Sol de hoje, de M. T. Rodrigues-Leal

 

LUÍS DE BARREIROS TAVARES, org.


Poemas inéditos de Manoel T. R.-Leal: “Sol de Hoje”

Estes doze poemas inéditos de Manoel Tavares Rodrigues-Leal pertencem ao caderno Sol de Hoje (1983). Quase todos eles têm uma tonalidade erótica (p. ex., Como sombrear teu corpo, / rubro como uma romã?). Os restantes, ora apelam ao imaginário de paisagens (p. ex., Verde é a chuva / com limiares vedados.), ora a algumas abordagens reflexivas do sujeito poético (p. ex., Só a escrever me digo e desdigo).

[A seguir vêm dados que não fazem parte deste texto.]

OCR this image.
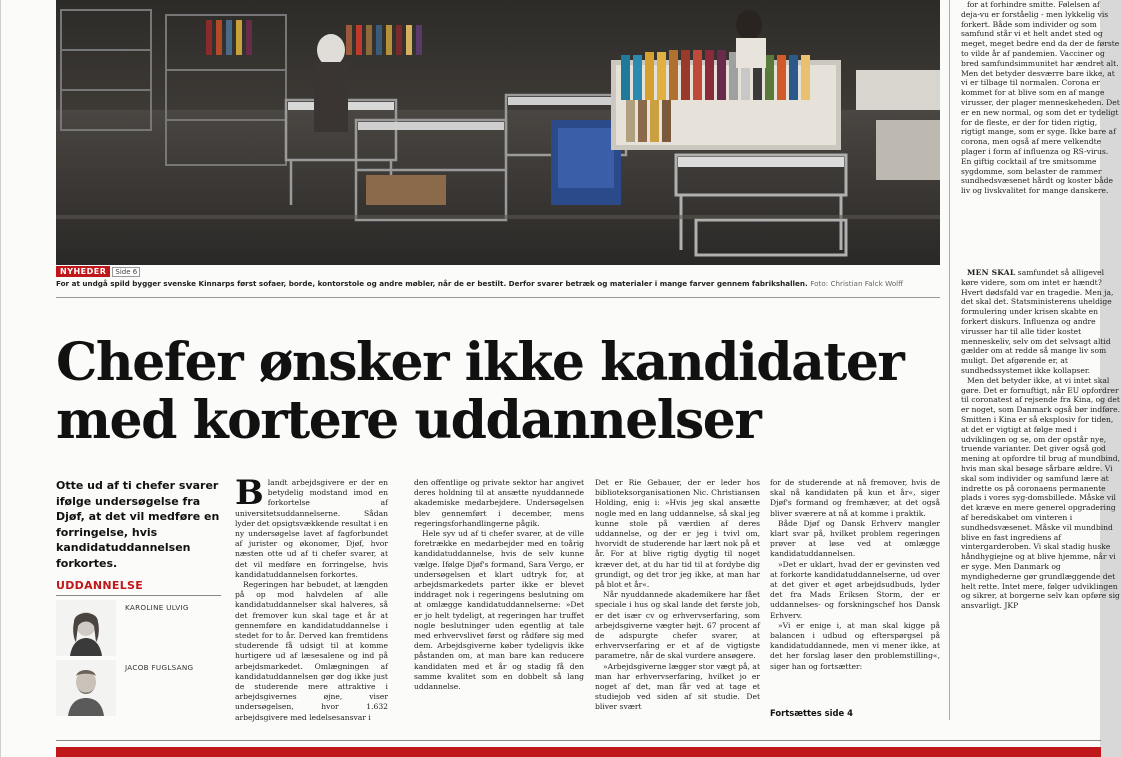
NYHEDER	Side 6
For at undgå spild bygger svenske Kinnarps først sofaer, borde, kontorstole og andre møbler, når de er bestilt. Derfor svarer betræk og materialer i mange farver gennem fabrikshallen. Foto: Christian Falck Wolff
Chefer ønsker ikke kandidater
med kortere uddannelser
Otte ud af ti chefer svarer ifølge undersøgelse fra Djøf, at det vil medføre en forringelse, hvis kandidatuddannelsen forkortes.
UDDANNELSE
KAROLINE ULVIG
JACOB FUGLSANG

Blandt arbejdsgivere er der en betydelig modstand imod en forkortelse af universitetsuddannelserne. Sådan lyder det opsigtsvækkende resultat i en ny undersøgelse lavet af fagforbundet af jurister og økonomer, Djøf, hvor næsten otte ud af ti chefer svarer, at det vil medføre en forringelse, hvis kandidatuddannelsen forkortes.

Regeringen har bebudet, at længden på op mod halvdelen af alle kandidatuddannelser skal halveres, så det fremover kun skal tage et år at gennemføre en kandidatuddannelse i stedet for to år. Derved kan fremtidens studerende få udsigt til at komme hurtigere ud af læsesalene og ind på arbejdsmarkedet. Omlægningen af kandidatuddannelsen gør dog ikke just de studerende mere attraktive i arbejdsgivernes øjne, viser undersøgelsen, hvor 1.632 arbejdsgivere med ledelsesansvar i

den offentlige og private sektor har angivet deres holdning til at ansætte nyuddannede akademiske medarbejdere. Undersøgelsen blev gennemført i december, mens regeringsforhandlingerne pågik.

Hele syv ud af ti chefer svarer, at de ville foretrække en medarbejder med en toårig kandidatuddannelse, hvis de selv kunne vælge. Ifølge Djøf's formand, Sara Vergo, er undersøgelsen et klart udtryk for, at arbejdsmarkedets parter ikke er blevet inddraget nok i regeringens beslutning om at omlægge kandidatuddannelserne: »Det er jo helt tydeligt, at regeringen har truffet nogle beslutninger uden egentlig at tale med erhvervslivet først og rådføre sig med dem. Arbejdsgiverne køber tydeligvis ikke påstanden om, at man bare kan reducere kandidaten med et år og stadig få den samme kvalitet som en dobbelt så lang uddannelse.

Det er Rie Gebauer, der er leder hos biblioteksorganisationen Nic. Christiansen Holding, enig i: »Hvis jeg skal ansætte nogle med en lang uddannelse, så skal jeg kunne stole på værdien af deres uddannelse, og der er jeg i tvivl om, hvorvidt de studerende har lært nok på et år. For at blive rigtig dygtig til noget kræver det, at du har tid til at fordybe dig grundigt, og det tror jeg ikke, at man har på blot et år«.

Når nyuddannede akademikere har fået speciale i hus og skal lande det første job, er det især cv og erhvervserfaring, som arbejdsgiverne vægter højt. 67 procent af de adspurgte chefer svarer, at erhvervserfaring er et af de vigtigste parametre, når de skal vurdere ansøgere.

»Arbejdsgiverne lægger stor vægt på, at man har erhvervserfaring, hvilket jo er noget af det, man får ved at tage et studiejob ved siden af sit studie. Det bliver svært

for de studerende at nå fremover, hvis de skal nå kandidaten på kun et år«, siger Djøf's formand og fremhæver, at det også bliver sværere at nå at komme i praktik.

Både Djøf og Dansk Erhverv mangler klart svar på, hvilket problem regeringen prøver at løse ved at omlægge kandidatuddannelsen.

»Det er uklart, hvad der er gevinsten ved at forkorte kandidatuddannelserne, ud over at det giver et øget arbejdsudbuds, lyder det fra Mads Eriksen Storm, der er uddannelses- og forskningschef hos Dansk Erhverv.

»Vi er enige i, at man skal kigge på balancen i udbud og efterspørgsel på kandidatuddannede, men vi mener ikke, at det her forslag løser den problemstilling«, siger han og fortsætter:

Fortsættes side 4

for at forhindre smitte. Følelsen af deja-vu er forståelig - men lykkelig vis forkert. Både som individer og som samfund står vi et helt andet sted og meget, meget bedre end da der de første to vilde år af pandemien. Vacciner og bred samfundsimmunitet har ændret alt. Men det betyder desværre bare ikke, at vi er tilbage til normalen. Corona er kommet for at blive som en af mange virusser, der plager menneskeheden. Det er en new normal, og som det er tydeligt for de fleste, er der for tiden rigtig, rigtigt mange, som er syge. Ikke bare af corona, men også af mere velkendte plager i form af influenza og RS-virus. En giftig cocktail af tre smitsomme sygdomme, som belaster de rammer sundhedsvæsenet hårdt og koster både liv og livskvalitet for mange danskere.

MEN SKAL samfundet så alligevel køre videre, som om intet er hændt? Hvert dødsfald var en tragedie. Men ja, det skal det. Statsministerens uheldige formulering under krisen skabte en forkert diskurs. Influenza og andre virusser har til alle tider kostet menneskeliv, selv om det selvsagt altid gælder om at redde så mange liv som muligt. Det afgørende er, at sundhedssystemet ikke kollapser.

Men det betyder ikke, at vi intet skal gøre. Det er fornuftigt, når EU opfordrer til coronatest af rejsende fra Kina, og det er noget, som Danmark også bør indføre. Smitten i Kina er så eksplosiv for tiden, at det er vigtigt at følge med i udviklingen og se, om der opstår nye, truende varianter. Det giver også god mening at opfordre til brug af mundbind, hvis man skal besøge sårbare ældre. Vi skal som individer og samfund lære at indrette os på coronaens permanente plads i vores syg-domsbillede. Måske vil det kræve en mere generel opgradering af beredskabet om vinteren i sundhedsvæsenet. Måske vil mundbind blive en fast ingrediens af vintergarderoben. Vi skal stadig huske håndhygiejne og at blive hjemme, når vi er syge. Men Danmark og myndighederne gør grundlæggende det helt rette. Intet mere, følger udviklingen og sikrer, at borgerne selv kan opføre sig ansvarligt. JKP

Manoel Tavares Rodrigues-Leal

 

1

Evitai a vã palavra

que o tempo apaga.

 

Evitai o mero silêncio

de que se reveste o vazio.

 

O branco porto é teu corpo

quando se alheia nos meus cabelos

de sexo elos.

 

Lx. 22/9/83

2

A turva manhã fez-se luz:

eleita e vã minha alma flutua

como, de amarelo, um pedaço de lua.

 

Lx. 13/11/83

3

Escreve, pois:

É a ausência a dois…

Manuscrito do poema 3

Lx. 22/9/83

4

É tudo cimento

e uma cinzenta língua de fogo.

 

Onde afogo a angústia

e o lençol de lamento,

parindo o poema

como uma fêmea.

Manuscrito do poema 4

Lx.26/9/83

5

Abro as pálpebras pesadas como chumbo

e na realidade me consinto e esfumo.

Manuscrito do poema 5

26/9/83

6

Nós, breves ilhas,

buscamos as eternas maravilhas.

Nós buscamos a eterna matemática

das noites e dos barcos,

e tememos a brancura ática

dos Pélagos e dos lagos.

 

Lx. 9/10/83

7

Olho, alheio, um dia tão real

como as pálpebras de luz cúmplice.

 

Olho e renasce a mais antiga e vã promessa.

 

Olho e não vejo a vulva do teu desejo.

E as praias começam nas tuas mãos como conchas de cio.

 

Lx. 12/10/83

8

Só a escrever me digo e desdigo,

de enganos me nutro e assisto.

Só a morrer, vivendo, existo.

Só a máscara do umbigo me persigo.

 

Lx. 12/10/83

9

Como sombrear teu corpo,

rubro como uma romã?

Acende-se a nua manhã

e eu colo-me, adoeço no teu corpo

 

Lx. 26/10/83

10

Um cão de raiva

um esqueleto de angústia

 

A doce manhã de chuva

ancorada na planície do teu corpo

 

Assim resumo os meus dias, assim os leio.

 

Lx. 27/10/83

11

Verde é a chuva

com limiares vedados.

 

E assim branca é a luz

que enlouquece os lugares secretos.

 

E assim oiço a tempestade

Desde que se atarde o oiro de este ritmo lunar.

 

Lx. 28/10/2023

12

A data do teu corpo é recente.

Enquanto dura a tempestade…

 

Breve, breve o instante é uma seta

e nós somos o vinho e a água que desertam.

 

Sensual teu corpo madruga, maduro,

como um fruto doirado. Morre o enorme murmúrio.